I'm feeling dusty. I guess that would be the best way to describe how I feel about being in E2 these days.

I'm a dusty old person sitting in a library 24 hours a day. I've become a part that is not important to the place as a whole, and whom everyone forgets and doesn't even see because he's sort of a part of the landscape, but if I'd be missing people probably would think something's gone.

I've rooted on this place. I'm still in the same corner as I was when I came. Still reading the same books, with new books stacked on the board beside me, and I keep reading them. I see people walking around. Far away, I see them arguing. I read. Same stuff. Same old stuff. Same good stuff. Oh look, someone brought new books again. Interesting.

Nobody says hello. They don't need to. They know that. I know that.

I know where I am. But where I am, I don't know.
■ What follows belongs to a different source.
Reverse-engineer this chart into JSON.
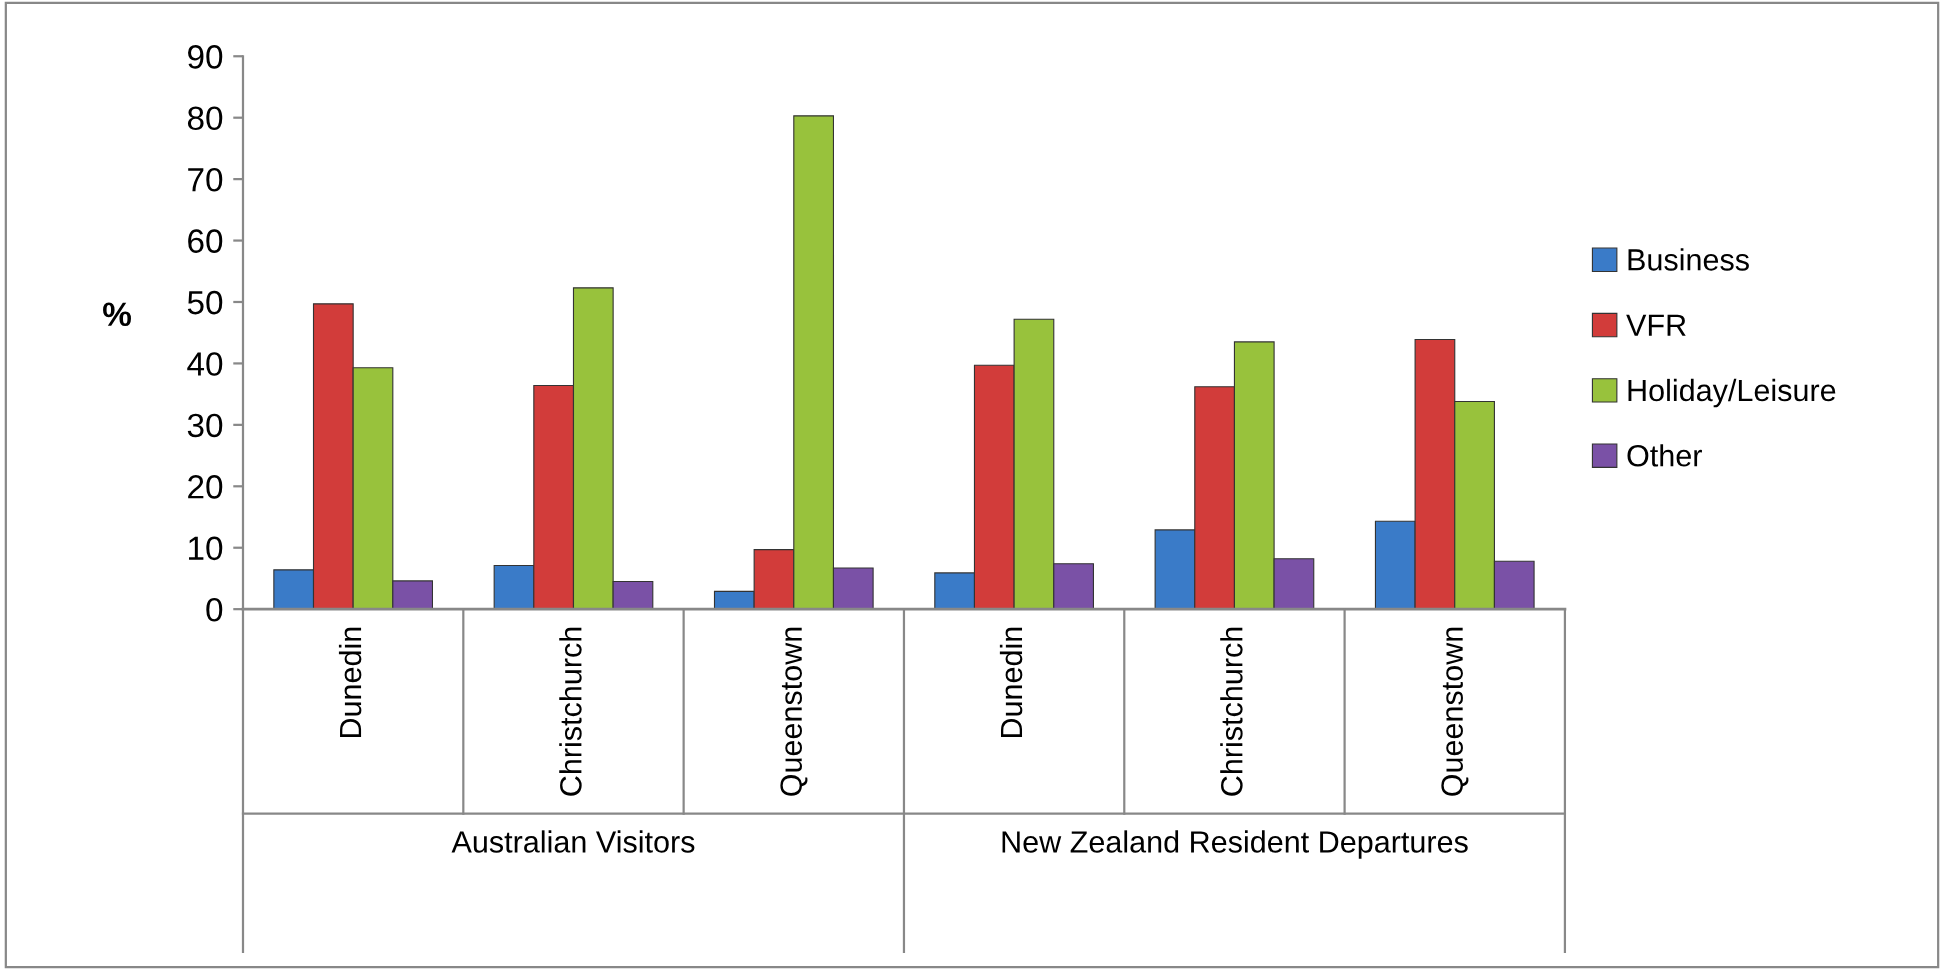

I've always been a quiet observer. That has become my role everywhere. What I have done myself is often small and unimportant. I'm just here to see that things are working just fine.

I've become lonely, too.

I don't know what I'm actually doing to this place, or any place. I'm a watchdog (or more like a watchwolf =), but a watchdog without the responsibility to tell about intruders. I'm an observer without the need to tell what I've seen. I do small neat things, but not big great things.

I've wanted to do something more important for this place, but I'm always doubting my ability. I'm sure I could do important things - I'm absolutely positive - but I've never actually done anything remarkable. People probably remember me, but they can't remember why.

Maybe I'm just trying to do small things too hard.